Stratégie

La DINSIC promise à une révolution

La DINSIC promise à une révolution
Successeur d’Henri Verdier, Nadi Bou Hanna est actuellement le directeur de la DINSIC.

Encore un changement de nom ? La transformation de la « DSI groupe de l'Etat », la DINSIC, en DINUM n'a cependant rien d'anecdotique.

PublicitéDepuis l'orée des années 2000 et la naissance de l'ADAE, il n'est guère d'année où l'organisation en charge du numérique de l'état et aussi, le plus souvent, de la transformation de l'organisation publique, n'a changé au moins de nom. Une fois de plus, d'après nos confrères d'Acteurs Publics, la « DSI groupe de l'Etat », la DINSIC (Direction interministérielle du numérique et du système d'information et de communication), va encore changer de nom et devrait devenir une DINUM (Direction Interministérielle du Numérique). L'actuel directeur de la DINSIC, Nadi Bou Hana, se présente déjà comme Directeur Interministériel du Numérique sur Linkedin. Mais, contrairement à ce que l'on pourrait croire, ce changement cosmétique cache une petite révolution.

Depuis la migration de Mounir Mahjoubi de Matignon à Bercy, Cédric O lui succédant à la même place, le rattachement de la DINSIC et donc le pilotage de l'informatique de l'État étaient dans un certain flou. Le projet de décret publié par nos confrères pose une règle forte : le système d'information de l'État (au singulier) est sous la seule responsabilité du Premier Ministre. Les ministres n'agissent que par délégation, délégation formellement exclue (sauf exception expresse accordée par le Premier Ministre) pour tout ce qui relève des infrastructures et des échanges de données. La « DSI groupe de l'Etat » obtiendrait ainsi un vrai pouvoir hiérarchique sur le SI de l'État au-delà de conseils de mutualisation. De même, le Directeur Interministériel du Numérique verrait son pouvoir de contrôle des projets informatiques publics renforcé avec un avis obligatoire et obtiendrait une autorité réelle de pilotage. Son pouvoir d'audit, sur demande du Premier Ministre, serait également fortement renforcé. Les échecs ruineux comme Louvois ont de toute évidence laissé des traces et des envies de « plus jamais ça ! ».

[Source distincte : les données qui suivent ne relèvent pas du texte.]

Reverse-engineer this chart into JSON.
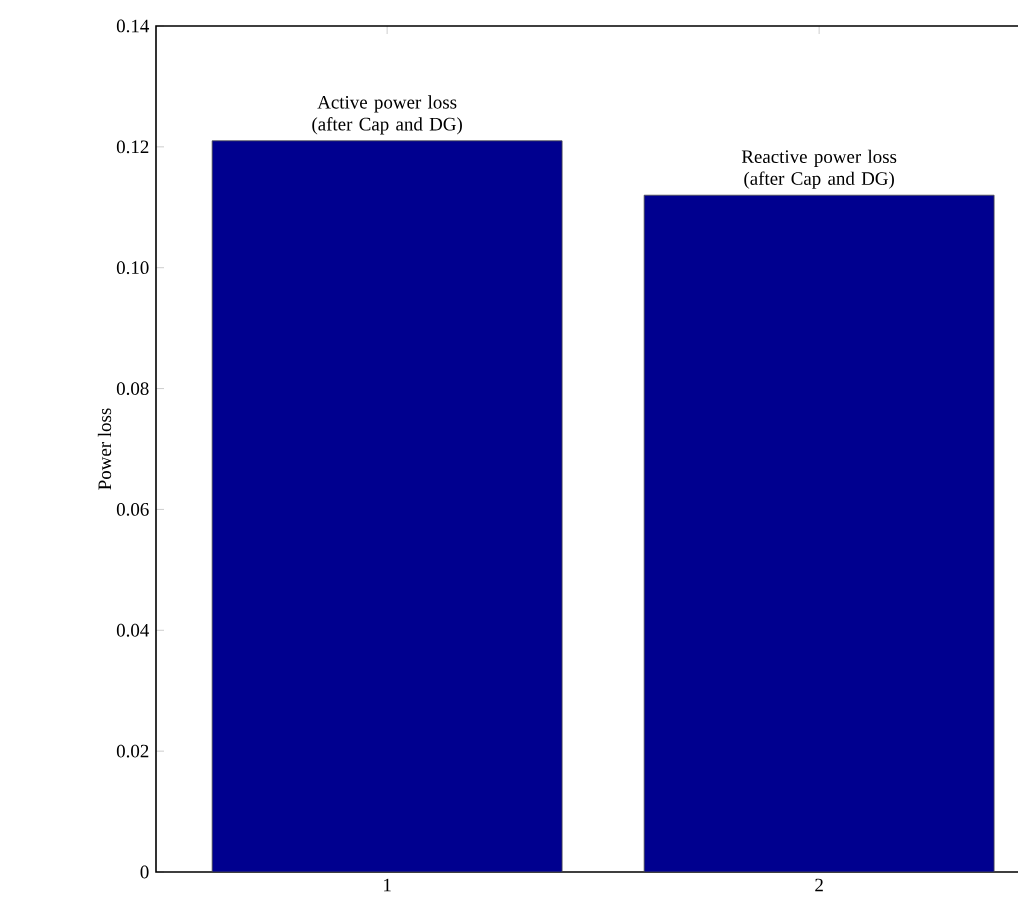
{
  "chart_data": {
    "type": "bar",
    "ylabel": "Power loss",
    "categories": [
      "1",
      "2"
    ],
    "values": [
      0.121,
      0.112
    ],
    "color": "#00008f",
    "ylim": [
      0,
      0.14
    ],
    "yticks": [
      0,
      {
        "value": 0.02,
        "label": "0.02"
      },
      {
        "value": 0.04,
        "label": "0.04"
      },
      {
        "value": 0.06,
        "label": "0.06"
      },
      {
        "value": 0.08,
        "label": "0.08"
      },
      {
        "value": 0.1,
        "label": "0.10"
      },
      {
        "value": 0.12,
        "label": "0.12"
      },
      {
        "value": 0.14,
        "label": "0.14"
      }
    ],
    "annotations": [
      {
        "text": "Active power loss (after Cap and DG)",
        "x": "1",
        "y": 0.121
      },
      {
        "text": "Reactive power loss (after Cap and DG)",
        "x": "2",
        "y": 0.112
      }
    ]
  }
}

Une autorité renforcée et clarifiée

Si la DINUM verrait son rattachement maintenu au Secrétariat Général du Gouvernement, donc au Premier Ministre, « le ministre de l'action et des comptes publics a autorité sur la direction interministérielle du numérique et le ministre de l'économie et des finances en dispose ». L'étrange rattachement à trois têtes acté depuis la migration de Mounir Mahjoubi serait donc pérennisé. Son pouvoir de coordination et de pilotage vis-à-vis des DSI ministérielles ou d'établissements publics serait également réaffirmé, notamment pour contribuer « à la transformation numérique des politiques publiques ». La DINUM serait explicitement en charge des projets interministériels, notamment d'infrastructure.

Cette transformation concerne notamment la dématérialisation. Mais les critiques de Jacques Toubon ont été entendues. Le projet de décret révélé par Acteurs Publics indique ainsi : « Elle [la DINUM] promeut la dématérialisation des formalités administratives tout en veillant à la prise en compte des besoins de l'ensemble des usagers et des agents publics ». Tout ce qui relève de l'open-data et de la gestion des données publiques est explicitement placé sous l'autorité de la DINUM : « Le directeur interministériel du numérique exerce la fonction d'administrateur général des données ». Là encore, un certain flou serait définitivement levé.